Bryce HarperWe’re a couple weeks away from arriving at spring training camp as the Philadelphia Phillies batter is recovering from elbow surgery.
Phillies President of Baseball Operations Dave Dombrowski said Thursday that Harper is batting at home in Las Vegas and will report March 8 or 9.
Harper underwent surgery on his right elbow in November after leading the Phillies to the National League pennant. The Phillies then said that Harper was expected to return as a designated hitter by the All-Star break and be able to play on the right field by the end of the season.
“He’s doing great in terms of recovery,” Dombrowski said. “In his progress, doctors are happy where he is.”
Phillies manager Rob Thomson said the next step in the rehabilitation process would be for Harper to hit the ball and make a soft shot in the cage.
In April, 30-year-old Harper suffered a minor tear in his ulnar collateral ligament. He last played right field in Miami on April 16.
In May, Harper was injected with platelet-rich plasma and switched to DH. He went on to help the Phillies reach their first World Series since 2009, and they lost to Houston in six games.
He hit .349 with six homers and 13 RBIs in 17 postseason games.
Harper missed two months last season after breaking his thumb on the field in late June. The two-time NL MVP hit .286 with 18 homers and 65 RBIs in 99 games.
THOMPSON OFFERS ARBITRATION ANALYSIS
Tampa Bay pitcher Ryan Thompson called for more transparency in the arbitration process after losing his case last week. Thompson would make $1 million, not the $1.2 million he was looking for.
“The biggest problem with this process for me is that the arbitrators can make whatever decision they come up with without explaining or defending the decision,” Thompson said in a long Twitter thread. “In any other court case, the decision is public, for some reason it is very secretive and secret.
“If the process is created for the sake of justice, then why don’t we study the laws of the country? In a sense, we were shooting in the dark, not knowing what the referees relied on and what they did not pay attention to. This understanding matters.”
Major League Baseball and the Players’ Association agreed when they established arbitration for 1974 that only an award would be made without any explanation.
Thompson said he had no hard feelings towards the Rays and said that they were “as professional and respectful as you can get, given the circumstances.” But he had problems with the statistics that were used to gauge his worth as a center pitcher.
Thompson said he considers holding and leverage index to be the most important statistic for the average pitcher or a lineman like himself.

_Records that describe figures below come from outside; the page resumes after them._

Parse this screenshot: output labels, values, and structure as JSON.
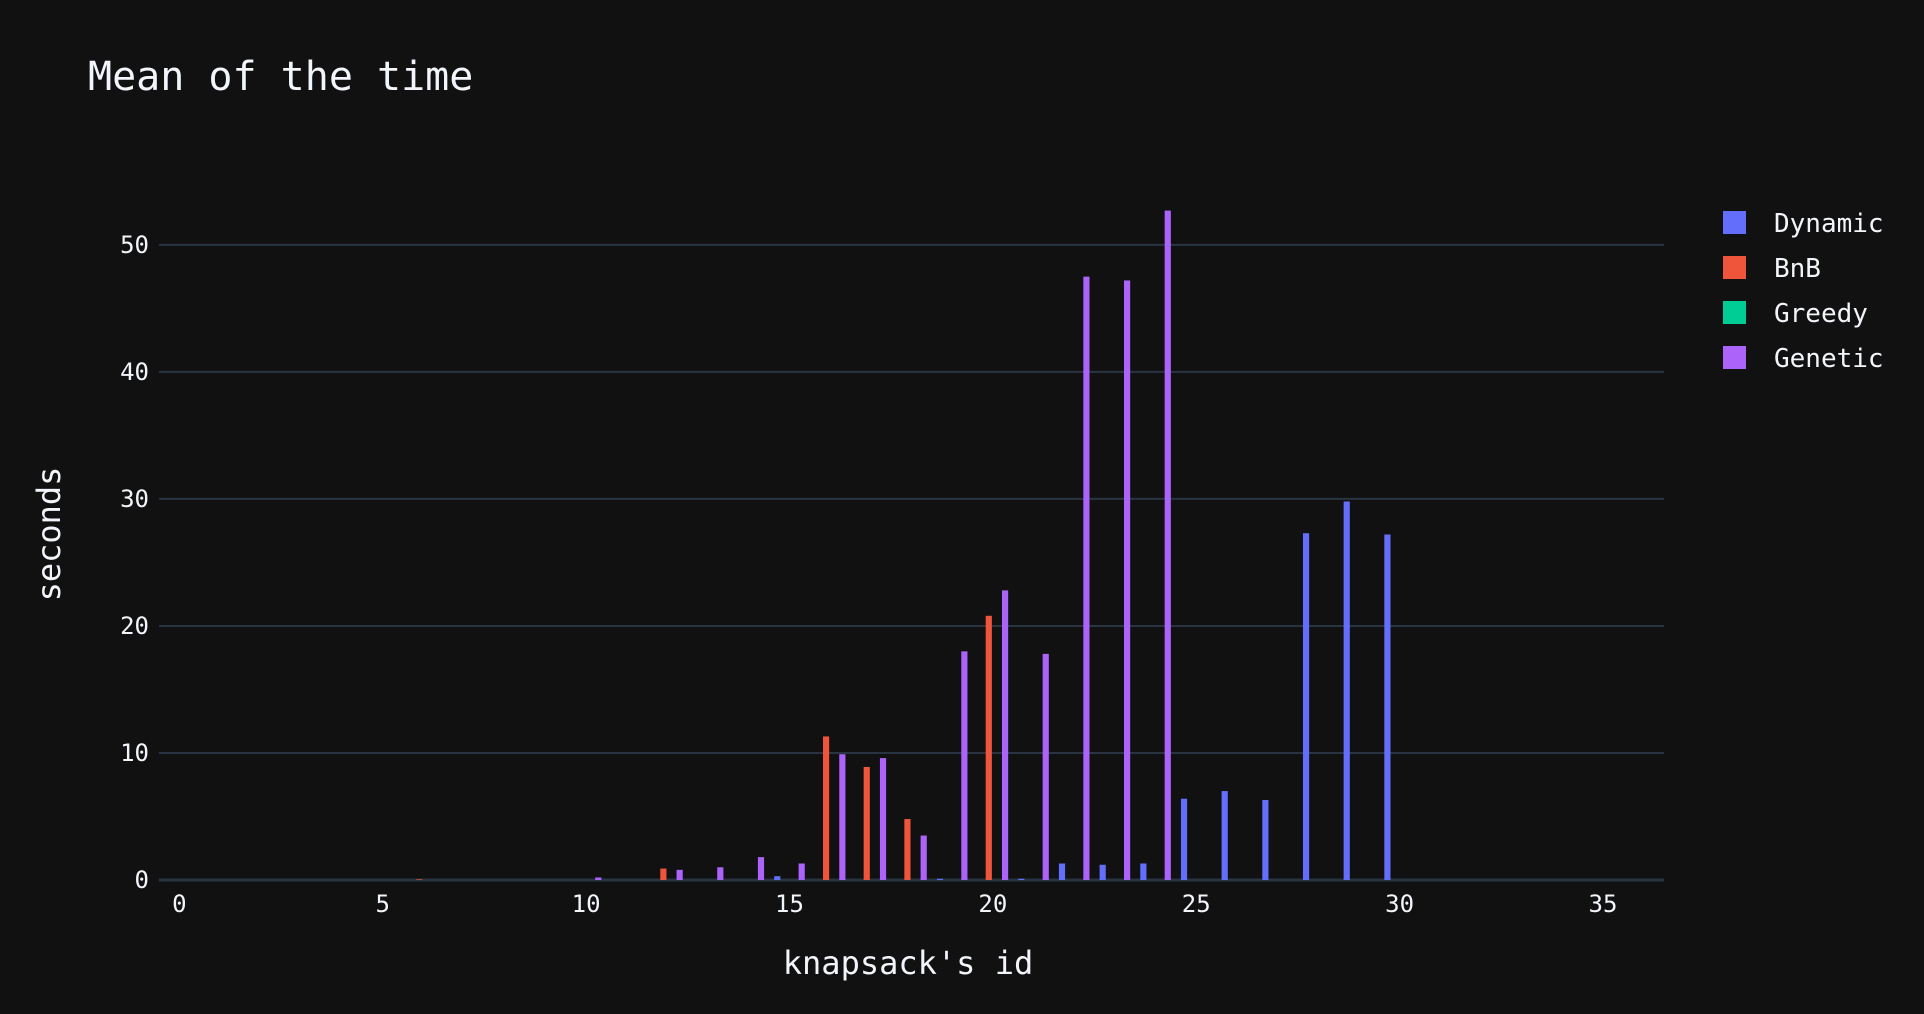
{
  "chart_data": {
    "type": "bar",
    "title": "Mean of the time",
    "xlabel": "knapsack's id",
    "ylabel": "seconds",
    "xlim": [
      -0.5,
      36.5
    ],
    "ylim": [
      0,
      55.5
    ],
    "xticks": [
      0,
      5,
      10,
      15,
      20,
      25,
      30,
      35
    ],
    "yticks": [
      0,
      10,
      20,
      30,
      40,
      50
    ],
    "grid": true,
    "legend_position": "top-right",
    "x": [
      0,
      1,
      2,
      3,
      4,
      5,
      6,
      7,
      8,
      9,
      10,
      11,
      12,
      13,
      14,
      15,
      16,
      17,
      18,
      19,
      20,
      21,
      22,
      23,
      24,
      25,
      26,
      27,
      28,
      29,
      30,
      31,
      32,
      33,
      34,
      35,
      36
    ],
    "series": [
      {
        "name": "Dynamic",
        "color": "#636efa",
        "values": [
          0,
          0,
          0,
          0,
          0,
          0,
          0,
          0,
          0,
          0,
          0,
          0,
          0,
          0,
          0,
          0.3,
          0,
          0,
          0,
          0.1,
          0,
          0.1,
          1.3,
          1.2,
          1.3,
          6.4,
          7.0,
          6.3,
          27.3,
          29.8,
          27.2,
          0,
          0,
          0,
          0,
          0,
          0
        ]
      },
      {
        "name": "BnB",
        "color": "#ef553b",
        "values": [
          0,
          0,
          0,
          0,
          0,
          0,
          0.05,
          0,
          0,
          0,
          0,
          0,
          0.9,
          0,
          0,
          0,
          11.3,
          8.9,
          4.8,
          0,
          20.8,
          0,
          0,
          0,
          0,
          0,
          0,
          0,
          0,
          0,
          0,
          0,
          0,
          0,
          0,
          0,
          0
        ]
      },
      {
        "name": "Greedy",
        "color": "#00cc96",
        "values": [
          0,
          0,
          0,
          0,
          0,
          0,
          0,
          0,
          0,
          0,
          0,
          0,
          0,
          0,
          0,
          0,
          0,
          0,
          0,
          0,
          0,
          0,
          0,
          0,
          0,
          0,
          0,
          0,
          0,
          0,
          0,
          0,
          0,
          0,
          0,
          0,
          0
        ]
      },
      {
        "name": "Genetic",
        "color": "#ab63fa",
        "values": [
          0,
          0,
          0,
          0,
          0,
          0,
          0,
          0,
          0,
          0,
          0.2,
          0,
          0.8,
          1.0,
          1.8,
          1.3,
          9.9,
          9.6,
          3.5,
          18.0,
          22.8,
          17.8,
          47.5,
          47.2,
          52.7,
          0,
          0,
          0,
          0,
          0,
          0,
          0,
          0,
          0,
          0,
          0,
          0
        ]
      }
    ]
  }
}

He said the Race discredited his stats in those categories and noted his botched saves, lack of use against left-handers, and what he called a Fangraphs metric called “melts”, which essentially measures whether or not a pitcher increased the likelihood of a loss. his team due to a certain amount.
Thompson also noted that he was told not to disclose the date of his case, so that the arbitrators would not investigate it in advance and create bias.

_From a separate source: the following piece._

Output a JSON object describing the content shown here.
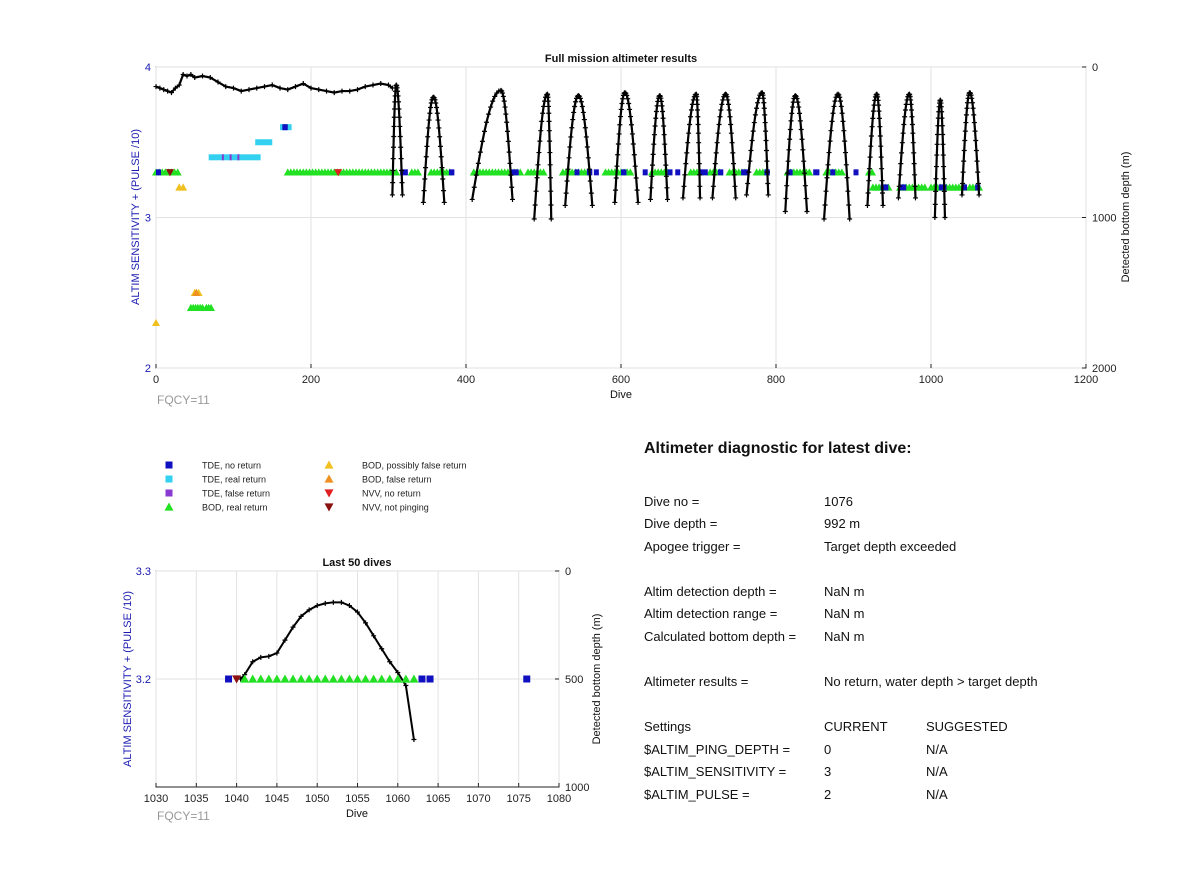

“However, they all have phones when they enter the hearing and use them freely during breaks,” Thompson tweeted. “After the case, they don’t sit in the room and discuss the decision, but had to go to the hotel bar. It is extremely embarrassing that the arbitrators communicate, drink and use their devices before making a decision. (Not at all assuming foul play.) Just an obvious flaw that I’ve witnessed.”
Thompson, 30, went 3-3 with three saves and a 3.80 ERA in 47 games last season.